Strains, sprains and needle sticks are among the most common non-fatal injuries associated with nursing, and research suggests that newly licensed nurses are at greater risk for these injuries than their more experienced counterparts.
A new study conducted by RN Work Project, and published in the International Journal of Nursing Studies, finds that the higher risk is associated with working longer hours and higher than average workloads. Amy Witkoski Stimpfel, PhD, RN, assistant professor at the College of Nursing, New York University, led the research team. The RN Work Project is funded by the Robert Wood Johnson Foundation.
Nurses who provide direct care frequently lift, turn, and transfer patients. They also inject medications and insert intravenous lines. These activities can result in muscle strains and sprains and inadvertent needle sticks. Despite national policy changes, new hospital regulations, and improvements in health care technology, these two types of injuries persist among health care workers, particularly those with fewer than five years of experience.
The RN Work Project research team found that nurses who worked nights and weekly overtime of eight hours or more reported needle stick injuries and strains and sprains more often than nurses who do not.

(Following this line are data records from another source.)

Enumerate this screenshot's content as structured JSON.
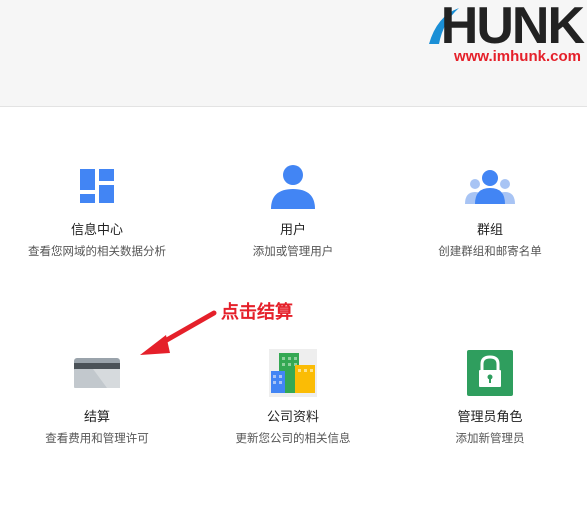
{
  "header": {
    "logo_text": "HUNK",
    "logo_url": "www.imhunk.com"
  },
  "cards": [
    {
      "title": "信息中心",
      "desc": "查看您网域的相关数据分析",
      "icon": "dashboard-icon"
    },
    {
      "title": "用户",
      "desc": "添加或管理用户",
      "icon": "user-icon"
    },
    {
      "title": "群组",
      "desc": "创建群组和邮寄名单",
      "icon": "group-icon"
    },
    {
      "title": "结算",
      "desc": "查看费用和管理许可",
      "icon": "billing-card-icon"
    },
    {
      "title": "公司资料",
      "desc": "更新您公司的相关信息",
      "icon": "company-building-icon"
    },
    {
      "title": "管理员角色",
      "desc": "添加新管理员",
      "icon": "admin-lock-icon"
    }
  ],
  "annotation": {
    "text": "点击结算"
  },
  "colors": {
    "accent_blue": "#4285f4",
    "annotation_red": "#e5202a",
    "admin_green": "#2f9e5e"
  }
}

Needle-stick injuries were also more common among nurses who were younger than 30, had a higher than average workload, and lower than average autonomy (in this case, defined as the ability to work independently of others). Strains and sprains were more common among nurses who worked the night shift, had a higher-than-average workload, and were in poor health. Nurses working in geographical areas with more job opportunities for nurses than average also had a higher risk of muscle strains and sprains.
"The majority of newly licensed nurses working in the United States work 12-hour shifts and work overtime each week," said Witkoski Stimpfel. "Even after controlling for other factors, we found that working overtime hours was associated with needle sticks and working night shifts was associated with sprain or strain injuries. This suggests that more research is needed in this area to identify interventions that could reduce injury rates."
The risk for strains and sprains was lower for nurses whose first nursing degree was a BSN, who had higher-than-average job commitment, worked in hospitals with higher-than-average nurse-to-patient ratios, and who lived in places with higher unemployment rates.
The data the research team analyzed were drawn from the RN Work Project's longitudinal study of newly licensed RNs, being conducted from 2006 to 2016. Data were collected by sending a 100-question survey to nurses. The final sample included 1,744 newly licensed nurses.
The other principal investigators on the team were Christine Kovner, PhD, RN, FAAN, Mathy Mezey Professor of Geriatric Nursing at the College of Nursing, New York University; and Carol S. Brewer, PhD, RN, FAAN, UB Distinguished Professor at the School of Nursing, University at Buffalo. Kovner and Brewer direct the RN Work Project.
"New nurses experience many stressors, both physical and psychological, in their new professional roles," said Kovner. "Interventions that reduce those stressors not only increase nurses' safety, but also improve quality of care. Our study is part of a growing body of evidence that suggests newly licensed nurses should not work excessive overtime and should have limited night-shift work."
"We did not ask questions about safety training or continuing education to help nurses avoid these kinds of injuries," said Brewer. "Those might help mitigate such injuries, and research into that would be warranted. It would be worthwhile to investigate other modifiable risk factors, too, like the availability and use of safety equipment, such as patient lifts. Nurses' fatigue and the quality and quantity of sleep they get would also be good areas for inquiry."